Grippe A : la France n'a toujours pas réglé ses factures

L'Empire - la fabrication de la PEUR


Un nouveau rapport parlementaire sur la gestion de la pandémie de grippe A souligne les faiblesses de la politique du ministère de la santé face aux laboratoires pharmaceutiques. GlaxoSmithKline (GSK) n'a toujours pas reconnu la résiliation de 369,25 millions d'euros de vaccins par l'Etat ; le laboratoire pourrait saisir la justice.
La commission d'enquête du Sénat, dont le rapporteur est l'UMP Alain Milon, juge "anormal" que le gouvernement ait été "contraint" d'acheter deux fois plus de vaccins que nécessaire pour "s'empêtrer dans des contrats déséquilibrés". Présidée par François Autain (Parti de gauche), la commission souligne de nombreuses et coûteuses erreurs et dénonce "un déni de réalité dans la politique du ministère de la santé". "Les scénarios les plus pessimistes ont été privilégiés sans qu'aucun fait ne vienne les étayer et que toutes les informations rassurantes disponibles ont été écartées ou ignorées", peut-on encore lire dans le rapport.
DOCILITÉ DE L'ÉTAT
Concernant l'achat de vaccins, les sénateurs s'étonnent que les laboratoires américains GSK et Baxter aient refusé d'inclure dans les contrats de préréservation la clause d'annulation.
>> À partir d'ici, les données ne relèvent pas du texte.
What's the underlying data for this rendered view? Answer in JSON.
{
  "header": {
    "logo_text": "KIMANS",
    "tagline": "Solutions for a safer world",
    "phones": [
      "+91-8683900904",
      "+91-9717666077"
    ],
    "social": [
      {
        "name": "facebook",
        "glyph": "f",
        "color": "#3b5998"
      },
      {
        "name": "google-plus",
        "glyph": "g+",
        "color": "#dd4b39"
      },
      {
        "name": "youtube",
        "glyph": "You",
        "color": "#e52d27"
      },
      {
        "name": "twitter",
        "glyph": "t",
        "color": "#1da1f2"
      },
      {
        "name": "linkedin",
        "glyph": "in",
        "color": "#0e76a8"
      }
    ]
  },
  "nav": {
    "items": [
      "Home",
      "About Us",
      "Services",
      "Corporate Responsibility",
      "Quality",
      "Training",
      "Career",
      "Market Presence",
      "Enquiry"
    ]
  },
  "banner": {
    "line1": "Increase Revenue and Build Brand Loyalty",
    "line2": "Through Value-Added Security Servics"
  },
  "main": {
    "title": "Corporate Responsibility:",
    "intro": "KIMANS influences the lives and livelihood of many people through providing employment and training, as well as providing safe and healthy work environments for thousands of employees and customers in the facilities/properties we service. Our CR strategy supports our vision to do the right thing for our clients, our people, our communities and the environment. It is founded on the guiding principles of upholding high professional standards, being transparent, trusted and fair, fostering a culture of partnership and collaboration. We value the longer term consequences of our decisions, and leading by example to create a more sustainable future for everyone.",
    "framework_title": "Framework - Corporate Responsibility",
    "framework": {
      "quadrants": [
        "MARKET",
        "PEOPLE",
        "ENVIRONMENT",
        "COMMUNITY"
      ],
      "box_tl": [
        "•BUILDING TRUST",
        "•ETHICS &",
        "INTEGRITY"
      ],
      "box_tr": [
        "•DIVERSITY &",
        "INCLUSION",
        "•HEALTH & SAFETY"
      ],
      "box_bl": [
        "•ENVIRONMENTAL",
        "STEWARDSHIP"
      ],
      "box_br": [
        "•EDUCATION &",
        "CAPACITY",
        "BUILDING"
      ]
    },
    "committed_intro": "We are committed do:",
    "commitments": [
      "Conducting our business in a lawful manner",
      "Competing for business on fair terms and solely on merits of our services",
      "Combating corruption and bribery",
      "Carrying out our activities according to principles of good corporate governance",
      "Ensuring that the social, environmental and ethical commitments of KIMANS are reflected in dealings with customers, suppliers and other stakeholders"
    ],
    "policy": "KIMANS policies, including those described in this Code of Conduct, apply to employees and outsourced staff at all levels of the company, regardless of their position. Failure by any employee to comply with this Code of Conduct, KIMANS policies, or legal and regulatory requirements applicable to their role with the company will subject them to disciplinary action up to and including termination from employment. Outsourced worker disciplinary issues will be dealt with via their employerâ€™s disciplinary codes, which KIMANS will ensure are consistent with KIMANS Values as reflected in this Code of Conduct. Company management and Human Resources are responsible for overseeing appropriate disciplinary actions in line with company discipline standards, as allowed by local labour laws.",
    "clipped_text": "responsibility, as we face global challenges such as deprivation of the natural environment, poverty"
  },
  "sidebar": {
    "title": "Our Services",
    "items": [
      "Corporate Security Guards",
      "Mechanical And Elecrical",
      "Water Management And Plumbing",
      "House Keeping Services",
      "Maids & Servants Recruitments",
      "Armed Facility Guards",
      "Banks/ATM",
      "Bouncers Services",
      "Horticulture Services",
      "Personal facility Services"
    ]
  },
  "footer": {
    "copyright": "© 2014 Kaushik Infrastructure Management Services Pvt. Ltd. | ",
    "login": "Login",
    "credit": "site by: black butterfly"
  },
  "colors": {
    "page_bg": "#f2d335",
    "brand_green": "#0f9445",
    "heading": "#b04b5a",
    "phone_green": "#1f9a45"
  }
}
Une clause qui permet de résilier à son gré les commandes excédant ses besoins et que les Britanniques n'ont pas omis d'intégrer dans leur contrat. Un oubli qui coûte des millions d'euros à la France. En janvier, l'Etat a annulé ses commandes auprès des trois laboratoires. Le gouvernement a négocié avec Sanofi-Pasteur et Novartis le paiement d'une indemnisation équivalente à 16 % des commandes, soit 2 millions d'euros pour Sanofi-Pasteur et 10,46 millions pour Novartis. L'américain GSK n'a à ce jour pas accepté les 59,08 millions d'euros (16 % de 369,25 millions d'euros de commandes) proposés par l'Etat français. Le laboratoire pourrait saisir le tribunal administratif, reconnaît-on au ministère de la santé, qui n'est toujours pas en mesure d'estimer le coût de ses achats de vaccins.
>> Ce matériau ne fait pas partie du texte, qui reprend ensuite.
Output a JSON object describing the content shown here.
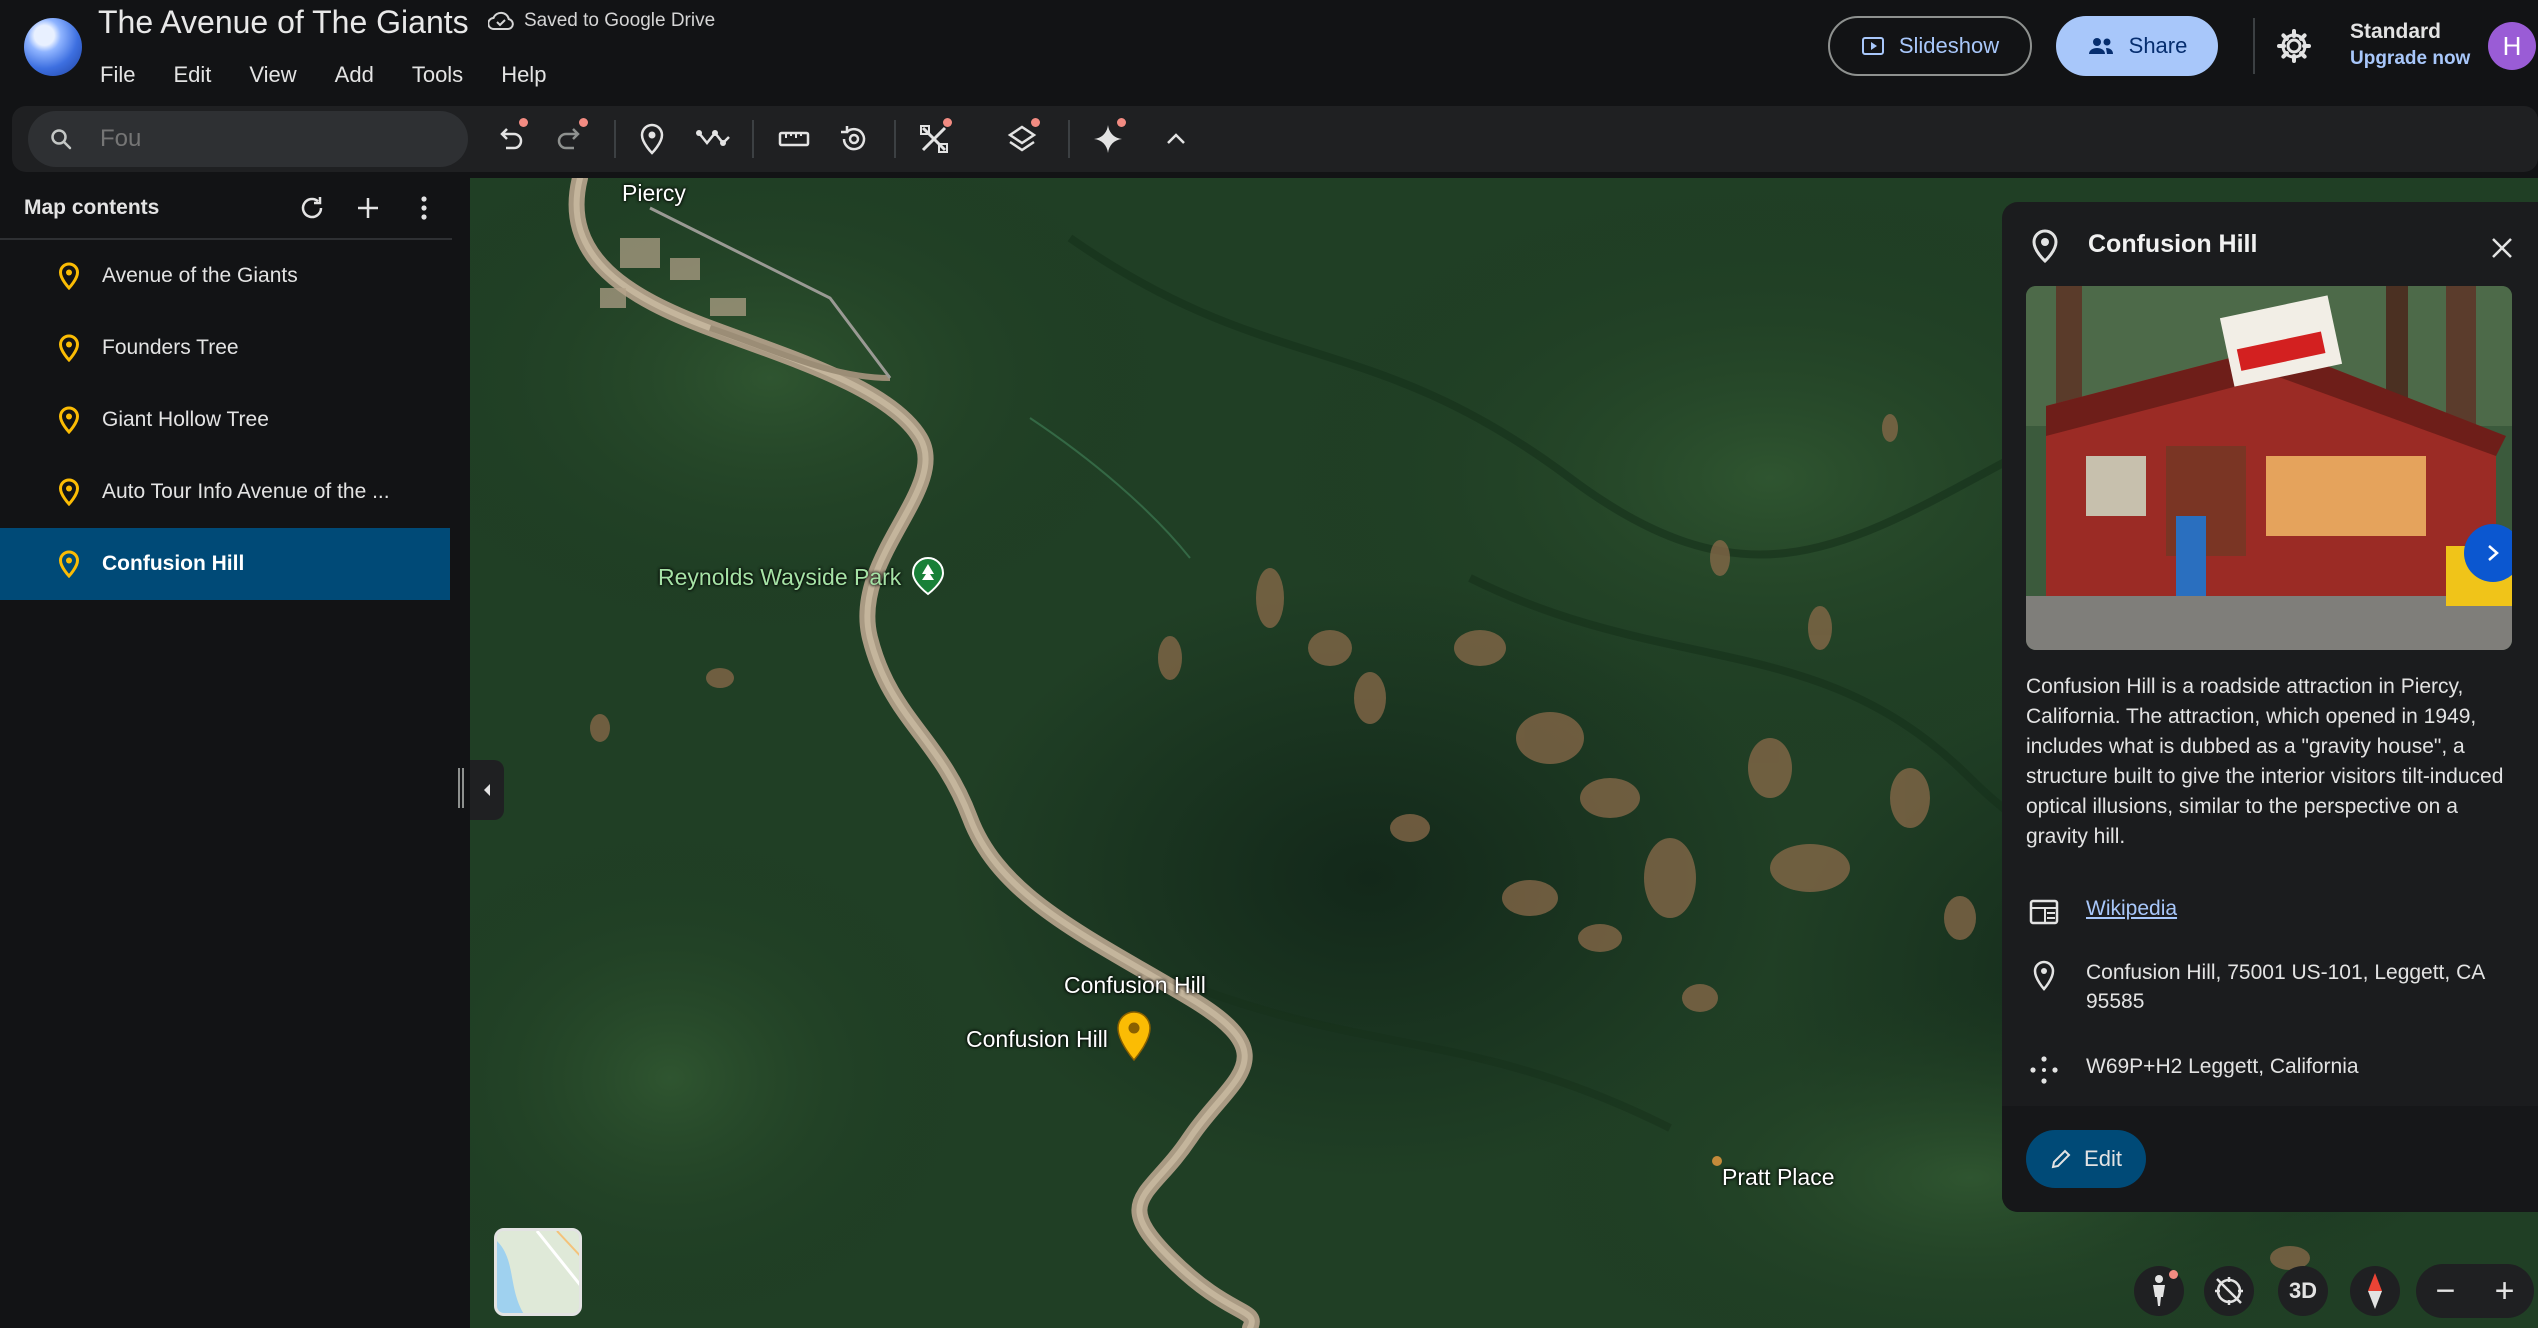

Le rapport souligne également la docilité de l'Etat face aux laboratoires. "L'étude des contrats passés entre les autorités sanitaires et les industriels (...) peut conduire à se demander si les autorités publiques se sont montrées assez soucieuses de garder la maîtrise de la gestion des crises qui doit être la leur", explique le rapporteur. Les travaux des sénateurs confortent celui de la commission des questions sociales, de la santé et de la famille de l'Assemblée parlementaire du Conseil de l'Europe, présenté le 7 juin, qui dénonçait un "gaspillage des fonds publics" et "des peurs injustifiées".
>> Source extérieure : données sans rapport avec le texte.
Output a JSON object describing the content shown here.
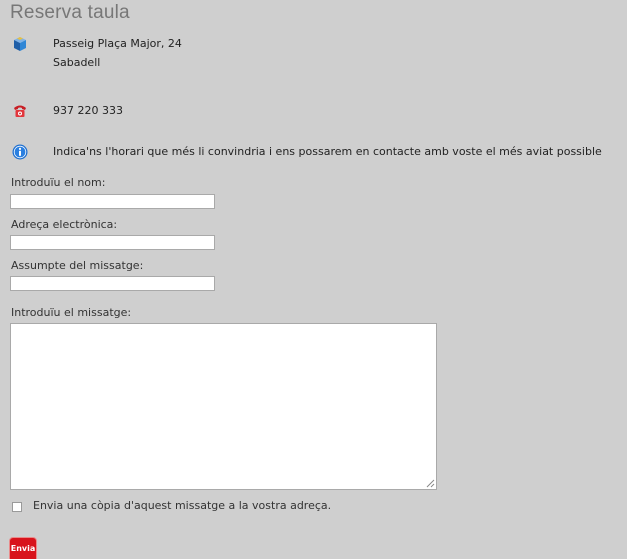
{
  "page": {
    "title": "Reserva taula"
  },
  "contact": {
    "address_line1": "Passeig Plaça Major, 24",
    "address_line2": "Sabadell",
    "phone": "937 220 333",
    "info": "Indica'ns l'horari que més li convindria i ens possarem en contacte amb voste el més aviat possible"
  },
  "form": {
    "name_label": "Introduïu el nom:",
    "name_value": "",
    "email_label": "Adreça electrònica:",
    "email_value": "",
    "subject_label": "Assumpte del missatge:",
    "subject_value": "",
    "message_label": "Introduïu el missatge:",
    "message_value": "",
    "copy_label": "Envia una còpia d'aquest missatge a la vostra adreça.",
    "copy_checked": false,
    "submit_label": "Envia"
  },
  "icons": {
    "address": "location-cube-icon",
    "phone": "telephone-icon",
    "info": "info-icon"
  },
  "colors": {
    "background": "#cfcfcf",
    "title": "#777777",
    "submit": "#d8141c",
    "info_icon": "#1e6fd0"
  }
}
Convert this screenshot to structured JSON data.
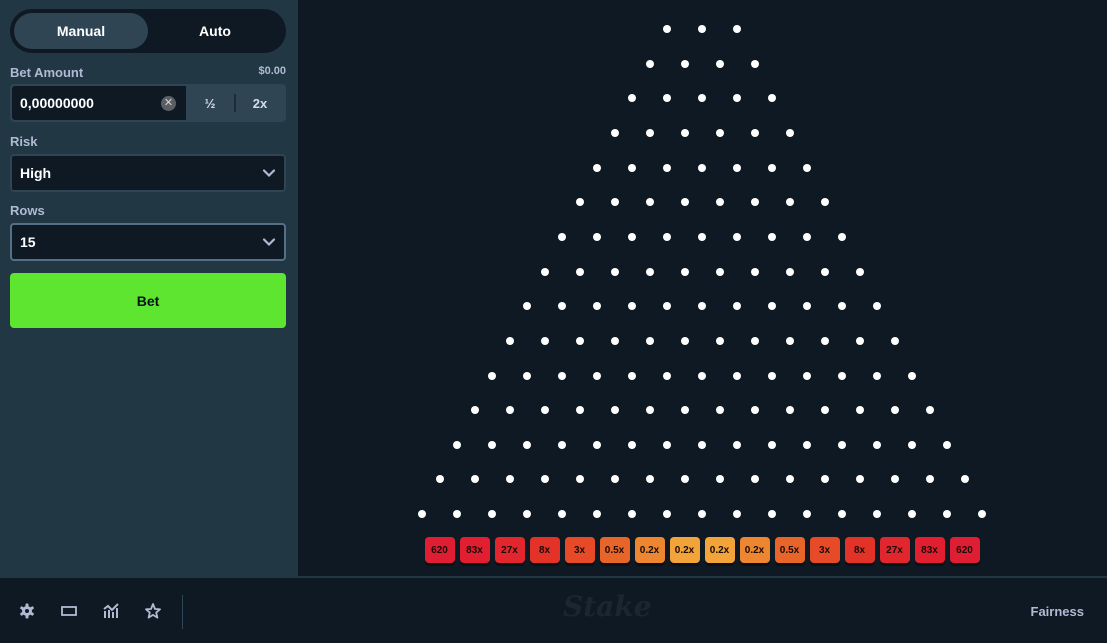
{
  "sidebar": {
    "mode_tabs": [
      {
        "label": "Manual",
        "active": true
      },
      {
        "label": "Auto",
        "active": false
      }
    ],
    "bet_amount": {
      "label": "Bet Amount",
      "usd_value": "$0.00",
      "value": "0,00000000",
      "half_label": "½",
      "double_label": "2x",
      "clear_icon": "close-circle-icon"
    },
    "risk": {
      "label": "Risk",
      "selected": "High"
    },
    "rows": {
      "label": "Rows",
      "selected": "15"
    },
    "bet_button_label": "Bet"
  },
  "game": {
    "name": "Plinko",
    "peg_rows": 15,
    "top_row_pegs": 3,
    "buckets": [
      {
        "label": "620",
        "color": "#e01e33"
      },
      {
        "label": "83x",
        "color": "#e11f31"
      },
      {
        "label": "27x",
        "color": "#e2262d"
      },
      {
        "label": "8x",
        "color": "#e33228"
      },
      {
        "label": "3x",
        "color": "#e64a27"
      },
      {
        "label": "0.5x",
        "color": "#e8652a"
      },
      {
        "label": "0.2x",
        "color": "#ec8631"
      },
      {
        "label": "0.2x",
        "color": "#f2a33a"
      },
      {
        "label": "0.2x",
        "color": "#f2a33a"
      },
      {
        "label": "0.2x",
        "color": "#ec8631"
      },
      {
        "label": "0.5x",
        "color": "#e8652a"
      },
      {
        "label": "3x",
        "color": "#e64a27"
      },
      {
        "label": "8x",
        "color": "#e33228"
      },
      {
        "label": "27x",
        "color": "#e2262d"
      },
      {
        "label": "83x",
        "color": "#e11f31"
      },
      {
        "label": "620",
        "color": "#e01e33"
      }
    ]
  },
  "footer": {
    "icons": [
      "settings-icon",
      "theatre-mode-icon",
      "live-stats-icon",
      "favorite-star-icon"
    ],
    "logo_text": "Stake",
    "fairness_label": "Fairness"
  }
}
Un autre point a particulièrement retenu l'attention des parlementaires : les liens d'intérêt qui auraient pu conduire des personnalités proches des instances gouvernementales et internationales à organiser un lobbying actif favorable aux industries pharmaceutiques. La commission regrette "l'anonymat des membres du comité d'urgence et la non-publicité des déclarations d'intérêt font apparaître un manque de transparence de l'OMS qui renforce les critiques portant sur l'influence des laboratoires." Concernant les instances françaises, "bien qu'aucun élément dont elle dispose ne permette à la commission d'enquête de conclure que des préconisations aient été faites en raison des liens d'intérêt de certains experts, elle ne peut que constater que la pandémie de grippe liée au virus A (H1N1) a été l'occasion d'une remise en cause sévère de l'expertise publique dans l'opinion en raison des liens d'intérêt de la majorité des experts avec l'industrie pharmaceutique."